Ada juga beberapa gazebo berbentuk joglo mini yang dapat menampung sekitar 5-6 orang. Di sisi lain taman ini juga dilengkapi dengan kebun binatang mini. Cukup menarik untuk para pengunjung yang sudah memiliki anak maupun belum.
‘Mau pulang kampung ya? Kalau ke sini lagi bawa Sate Ambal ya,’ pesan seorang teman ketika aku akan pulang ke kampung halaman.
Sate Ambal terkenal dengan keunikan bumbunya. Sekali melahap, tidak mau berhenti sebelum habis. Sate Ambal hampir sama dengan Sate Madura, dari daging ayam atau pun kambing. Yang membedakan adalah bumbunya.
Bumbu Sate Ambal terbuat dari tempe yang dihaluskan, kemudian dicampur dengan berbagai bumbu dapur dan rempah. Rasanya manis, gurih, dan juga asin. Semua bercampur menciptakan cita rasa yang lezat.

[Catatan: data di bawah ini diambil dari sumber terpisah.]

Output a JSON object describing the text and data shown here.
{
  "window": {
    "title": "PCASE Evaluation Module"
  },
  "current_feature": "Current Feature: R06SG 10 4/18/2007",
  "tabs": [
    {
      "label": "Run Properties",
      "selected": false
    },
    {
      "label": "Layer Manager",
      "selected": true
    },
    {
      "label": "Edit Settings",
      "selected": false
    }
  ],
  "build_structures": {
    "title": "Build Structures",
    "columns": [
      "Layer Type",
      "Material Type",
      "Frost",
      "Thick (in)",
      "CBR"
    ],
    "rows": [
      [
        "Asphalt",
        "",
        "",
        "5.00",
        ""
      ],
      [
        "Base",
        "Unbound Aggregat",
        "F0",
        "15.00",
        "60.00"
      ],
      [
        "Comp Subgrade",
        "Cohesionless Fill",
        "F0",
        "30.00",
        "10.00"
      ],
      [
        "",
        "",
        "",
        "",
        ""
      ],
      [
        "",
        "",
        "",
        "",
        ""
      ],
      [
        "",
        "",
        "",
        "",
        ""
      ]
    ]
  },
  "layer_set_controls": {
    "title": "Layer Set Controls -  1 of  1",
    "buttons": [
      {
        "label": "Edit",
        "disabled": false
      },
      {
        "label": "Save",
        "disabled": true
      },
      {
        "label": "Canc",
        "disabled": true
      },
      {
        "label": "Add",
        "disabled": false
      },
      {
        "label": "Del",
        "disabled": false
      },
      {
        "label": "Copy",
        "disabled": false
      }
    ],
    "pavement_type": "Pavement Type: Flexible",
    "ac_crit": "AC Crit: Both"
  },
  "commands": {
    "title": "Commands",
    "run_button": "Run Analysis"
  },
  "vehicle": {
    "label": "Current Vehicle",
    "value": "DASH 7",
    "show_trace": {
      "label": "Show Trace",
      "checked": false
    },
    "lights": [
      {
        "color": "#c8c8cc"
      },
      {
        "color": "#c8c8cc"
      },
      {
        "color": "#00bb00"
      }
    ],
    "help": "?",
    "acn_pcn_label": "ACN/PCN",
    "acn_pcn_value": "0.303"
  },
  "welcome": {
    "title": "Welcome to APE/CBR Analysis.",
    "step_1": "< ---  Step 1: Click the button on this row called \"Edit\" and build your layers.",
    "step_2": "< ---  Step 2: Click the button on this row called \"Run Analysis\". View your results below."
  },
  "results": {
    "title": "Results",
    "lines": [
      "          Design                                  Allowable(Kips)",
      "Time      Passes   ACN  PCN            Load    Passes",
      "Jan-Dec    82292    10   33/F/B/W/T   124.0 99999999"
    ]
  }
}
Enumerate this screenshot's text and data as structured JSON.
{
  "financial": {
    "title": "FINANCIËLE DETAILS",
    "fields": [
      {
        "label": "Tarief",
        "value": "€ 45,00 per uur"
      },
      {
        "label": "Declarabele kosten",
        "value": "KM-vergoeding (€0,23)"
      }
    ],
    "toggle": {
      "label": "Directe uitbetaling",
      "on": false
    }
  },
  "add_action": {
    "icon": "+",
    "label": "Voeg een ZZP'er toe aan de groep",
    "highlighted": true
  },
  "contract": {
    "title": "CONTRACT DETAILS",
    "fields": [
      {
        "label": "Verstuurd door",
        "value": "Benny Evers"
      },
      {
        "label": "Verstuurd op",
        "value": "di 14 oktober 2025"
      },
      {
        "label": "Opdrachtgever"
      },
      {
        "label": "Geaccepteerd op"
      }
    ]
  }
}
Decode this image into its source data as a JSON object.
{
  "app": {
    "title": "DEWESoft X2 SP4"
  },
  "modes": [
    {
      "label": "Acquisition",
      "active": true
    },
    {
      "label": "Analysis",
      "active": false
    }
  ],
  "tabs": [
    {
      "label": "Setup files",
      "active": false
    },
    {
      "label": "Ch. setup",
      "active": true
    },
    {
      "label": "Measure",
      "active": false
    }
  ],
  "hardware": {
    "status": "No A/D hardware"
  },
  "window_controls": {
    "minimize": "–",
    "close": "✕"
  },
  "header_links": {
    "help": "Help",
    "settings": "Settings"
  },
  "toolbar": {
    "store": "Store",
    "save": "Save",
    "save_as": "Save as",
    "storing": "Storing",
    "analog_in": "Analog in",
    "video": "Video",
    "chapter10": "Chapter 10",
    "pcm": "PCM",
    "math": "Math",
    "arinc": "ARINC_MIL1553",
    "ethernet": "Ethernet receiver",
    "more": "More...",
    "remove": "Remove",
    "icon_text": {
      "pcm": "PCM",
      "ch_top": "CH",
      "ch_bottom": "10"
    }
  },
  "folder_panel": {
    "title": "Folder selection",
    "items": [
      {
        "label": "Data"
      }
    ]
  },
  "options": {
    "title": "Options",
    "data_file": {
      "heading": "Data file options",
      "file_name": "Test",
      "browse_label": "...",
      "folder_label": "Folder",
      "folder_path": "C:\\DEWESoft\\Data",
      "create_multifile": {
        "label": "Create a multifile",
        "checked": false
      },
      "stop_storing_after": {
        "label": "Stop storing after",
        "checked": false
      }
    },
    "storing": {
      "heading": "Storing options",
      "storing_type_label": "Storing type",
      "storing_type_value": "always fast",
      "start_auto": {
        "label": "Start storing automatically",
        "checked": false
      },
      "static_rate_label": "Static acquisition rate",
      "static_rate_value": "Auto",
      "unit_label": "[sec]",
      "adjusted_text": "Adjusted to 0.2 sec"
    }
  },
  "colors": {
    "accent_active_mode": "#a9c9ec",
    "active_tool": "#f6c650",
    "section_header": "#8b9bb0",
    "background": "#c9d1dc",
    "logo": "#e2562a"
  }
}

Apalagi kalau bukan “lanting”. Makanan ringan ini terbuat dari singkong. Bentuknya angka 8, atau ada juga yang berbentuk bulat. Untuk membedakan rasanya, aku melihatnya dari warna lanting itu sendiri. Lanting yang berwarna putih bercampur merah muda rasanya cenderung gurih, lanting berwarna kekuningan rasanya gurih manis. Kalau menginginkan rasa yang pedas, aku memilih lanting yang berwarna merah tua.
Lanting cocok untuk oleh-oleh bagi teman-teman di perantauan. ‘
Jika pagi hari sedang melintas di Kebumen, cobalah mampir di salah satu kedai makan sederhana di barat alun-alun Kota Kebumen, Nasi Penggel Pak Melan.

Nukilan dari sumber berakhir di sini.